--WPP blames revenue guidance cut on slowing growth in the U.S, parts of Europe

--WPP shares slide, making it a top faller on London's FTSE 100 index

--WPP to move headquarters back to U.K.

(Adds CEO comments)

By Lilly Vitorovich

LONDON--WPP PLC (WPP.LN), the world's biggest advertising company, Thursday cut its revenue forecast for 2012 complaining of slowing revenue growth in the U.S. and parts of Europe, despite posting a rise in first-half profit.

WPP, which owns the Young & Rubicam and Ogilvy & Mather advertising agencies among others and operates in 108 countries, said it now expects annual like-for-like revenue, which strips out currency exchange-rate movements and acquisitions, to grow by close to 3.5% this year, down from over 4% previously.

The company, which moved its headquarters to Dublin four years ago for tax purposes, also confirmed it will return to the U.K. following new tax rules, subject to shareholder approval.

WPP's move to trim its full-year outlook is a U-turn from a rise in the guidance just four months ago after a strong performance in Asia and Latin America boosted first-quarter results. At that time, the company forecast like-for-like revenue growth of "over 4%" for 2012 up from 4%.

WPP generates more than two-thirds of its sales in Western economies, which are continuing to feel the effects of the European debt crisis. More surprising is the company's disappointing performance in the U.S., with the group blaming a 0.6% fall in the country's second-quarter like-for-like revenue on slow spending by its customers in healthcare and call center businesses and by regional governments. The U.S. slide compares with 1.4% growth in the first quarter.

Chief Executive Sir Martin Sorrell said trading conditions in the U.S. got "just a little bit softer," blaming strained relationships between governments and healthcare companies over healthcare reform and public affairs businesses in Washington holding back on spending ahead of the U.S. general election. Other sectors remained robust, he said.

Sir Martin expects continued economic uncertainty in the U.S. ahead of the election, and declined to provide any specific forecasts for 2013, noting that companies haven't set their budgets yet.

Carat, a media agency owned by WPP rival Aegis PLC (AGS.LN), also cut its global advertising spending forecast for 2012 last week, blaming lackluster growth in the U.S. and Western Europe. It predicts 5% growth in global advertising spending this year, down from 6%.

WPP's revised revenue forecast triggered a share sell-off, with the stock down 20 pence, or 2.4%, at 812 pence at 1408 GMT. Prior to Thursday's warning, WPP shares had risen 35% over the past 12 months, underpinned by its strong earnings track record.

For the six months to June 30, WPP booked like-for-like revenue growth of 3.6%, missing analysts' forecasts for 3.9% growth.

Still, first-half net profit rose 20% to GBP277.8 million, boosted by strong performances in Asia Pacific, Latin America, Africa & the Middle East, Central and Eastern Europe.

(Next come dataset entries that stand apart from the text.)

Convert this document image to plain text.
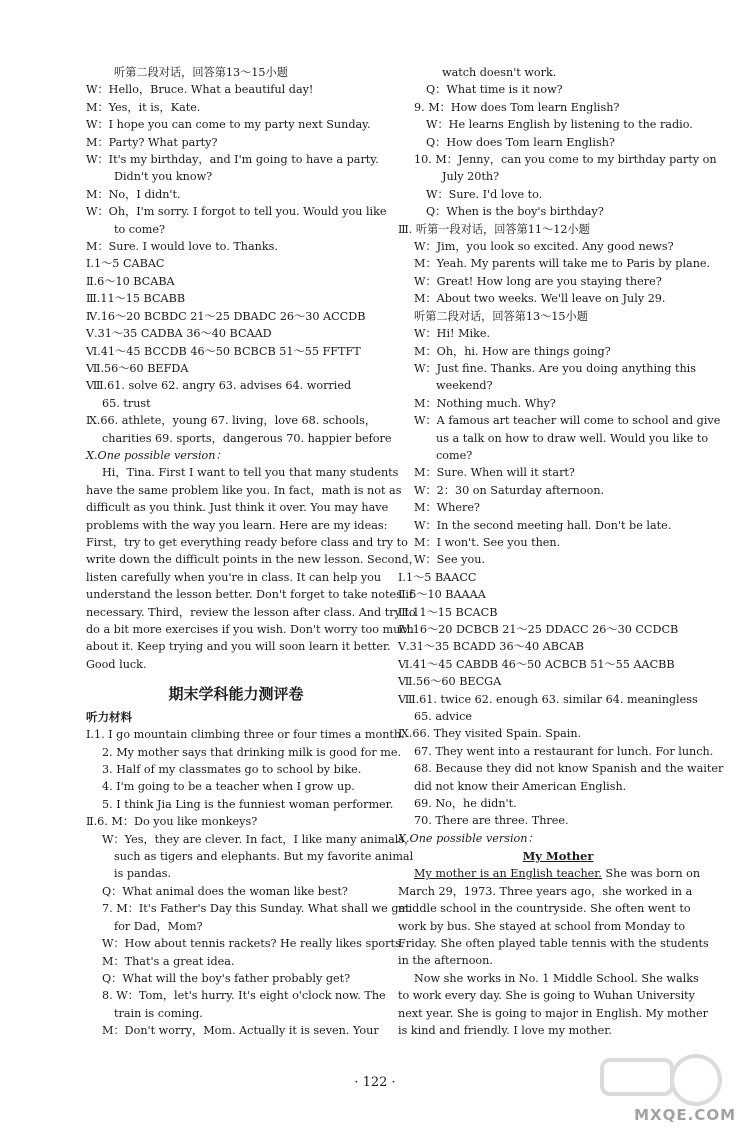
听第二段对话，回答第13～15小题
W：Hello，Bruce. What a beautiful day!
M：Yes，it is，Kate.
W：I hope you can come to my party next Sunday.
M：Party? What party?
W：It's my birthday，and I'm going to have a party.
Didn't you know?
M：No，I didn't.
W：Oh，I'm sorry. I forgot to tell you. Would you like
to come?
M：Sure. I would love to. Thanks.
Ⅰ.1～5 CABAC
Ⅱ.6～10 BCABA
Ⅲ.11～15 BCABB
Ⅳ.16～20 BCBDC 21～25 DBADC 26～30 ACCDB
Ⅴ.31～35 CADBA 36～40 BCAAD
Ⅵ.41～45 BCCDB 46～50 BCBCB 51～55 FFTFT
Ⅶ.56～60 BEFDA
Ⅷ.61. solve 62. angry 63. advises 64. worried
65. trust
Ⅸ.66. athlete，young 67. living，love 68. schools，
charities 69. sports，dangerous 70. happier before
Ⅹ.One possible version：
Hi，Tina. First I want to tell you that many students
have the same problem like you. In fact，math is not as
difficult as you think. Just think it over. You may have
problems with the way you learn. Here are my ideas:
First，try to get everything ready before class and try to
write down the difficult points in the new lesson. Second，
listen carefully when you're in class. It can help you
understand the lesson better. Don't forget to take notes if
necessary. Third，review the lesson after class. And try to
do a bit more exercises if you wish. Don't worry too much
about it. Keep trying and you will soon learn it better.
Good luck.
期末学科能力测评卷
听力材料
Ⅰ.1. I go mountain climbing three or four times a month.
2. My mother says that drinking milk is good for me.
3. Half of my classmates go to school by bike.
4. I'm going to be a teacher when I grow up.
5. I think Jia Ling is the funniest woman performer.
Ⅱ.6. M：Do you like monkeys?
W：Yes，they are clever. In fact，I like many animals，
such as tigers and elephants. But my favorite animal
is pandas.
Q：What animal does the woman like best?
7. M：It's Father's Day this Sunday. What shall we get
for Dad，Mom?
W：How about tennis rackets? He really likes sports.
M：That's a great idea.
Q：What will the boy's father probably get?
8. W：Tom，let's hurry. It's eight o'clock now. The
train is coming.
M：Don't worry，Mom. Actually it is seven. Your
watch doesn't work.
Q：What time is it now?
9. M：How does Tom learn English?
W：He learns English by listening to the radio.
Q：How does Tom learn English?
10. M：Jenny，can you come to my birthday party on
July 20th?
W：Sure. I'd love to.
Q：When is the boy's birthday?
Ⅲ. 听第一段对话，回答第11～12小题
W：Jim，you look so excited. Any good news?
M：Yeah. My parents will take me to Paris by plane.
W：Great! How long are you staying there?
M：About two weeks. We'll leave on July 29.
听第二段对话，回答第13～15小题
W：Hi! Mike.
M：Oh，hi. How are things going?
W：Just fine. Thanks. Are you doing anything this
weekend?
M：Nothing much. Why?
W：A famous art teacher will come to school and give
us a talk on how to draw well. Would you like to
come?
M：Sure. When will it start?
W：2：30 on Saturday afternoon.
M：Where?
W：In the second meeting hall. Don't be late.
M：I won't. See you then.
W：See you.
Ⅰ.1～5 BAACC
Ⅱ.6～10 BAAAA
Ⅲ.11～15 BCACB
Ⅳ.16～20 DCBCB 21～25 DDACC 26～30 CCDCB
Ⅴ.31～35 BCADD 36～40 ABCAB
Ⅵ.41～45 CABDB 46～50 ACBCB 51～55 AACBB
Ⅶ.56～60 BECGA
Ⅷ.61. twice 62. enough 63. similar 64. meaningless
65. advice
Ⅸ.66. They visited Spain. Spain.
67. They went into a restaurant for lunch. For lunch.
68. Because they did not know Spanish and the waiter
did not know their American English.
69. No，he didn't.
70. There are three. Three.
Ⅹ.One possible version：
My Mother
My mother is an English teacher. She was born on
March 29，1973. Three years ago，she worked in a
middle school in the countryside. She often went to
work by bus. She stayed at school from Monday to
Friday. She often played table tennis with the students
in the afternoon.
Now she works in No. 1 Middle School. She walks
to work every day. She is going to Wuhan University
next year. She is going to major in English. My mother
is kind and friendly. I love my mother.
· 122 ·
MXQE.COM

U.K. operations also picked up, with 3.5% like-for like revenue growth in the quarter.

WPP's net new business more than doubled to GBP2.48 billion in the first six months of the year, bolstered by contracts wins with Bank of America Corp. (BAC), Procter & Gamble Co. (PG), L'Oreal SA (OR.FR), Levi Strauss & Co., Dell Inc. (DELL) and the U.K. government, according to the CEO.

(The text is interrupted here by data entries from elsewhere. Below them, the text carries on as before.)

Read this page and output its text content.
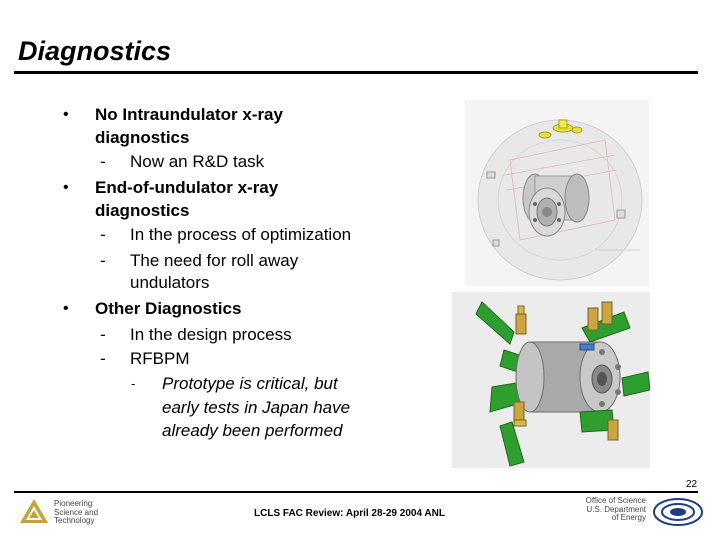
Diagnostics
• No Intraundulator x-ray
diagnostics
- Now an R&D task
• End-of-undulator x-ray
diagnostics
- In the process of optimization
- The need for roll away
undulators
• Other Diagnostics
- In the design process
- RFBPM
- Prototype is critical, but
early tests in Japan have
already been performed
22
Pioneering
Science and
Technology
LCLS FAC Review: April 28-29 2004 ANL
Office of Science
U.S. Department
of Energy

Like rivals Publicis Groupe SA (PUB.FR) and Omnicom Group Inc. (OMC), WPP has made a string of acquisitions in digital media and emerging markets to help drive growth in recent years. In June, the company bought one of the biggest independent digital advertising firms in the U.S., AKQA Holdings Inc. for around $540 million, amid rising demand for digital advertising as more consumers spend time online. AKQA, which expects to book revenue of around $230 million this year, boasts clients such as Google Inc. (GOOG), Nike Inc (NKE), and Diageo PLC (DEO).

France's Publicis last month reported a 19% increase in first-half net profit, bolstered by growth in emerging markets and acquisitions, but also noted sluggishness in the U.S. healthcare sector, while U.S.-based Omnicom booked a 2.2% rise in first-half net profit, thanks largely to strong domestic operations and the acquisition of several firms involved in public relations, licensing or market research.

WPP has already flagged that it expects to benefit from this summer's Olympic Games in London and the upcoming U.S. presidential election. Business from both events will be booked in the second half of the year. Next year will be "challenging," the company warned, with no major events on the radar and concerns about the growing U.S. budget deficit.

WPP declared an interim dividend of 8.80 pence a share, up 18% from a year earlier.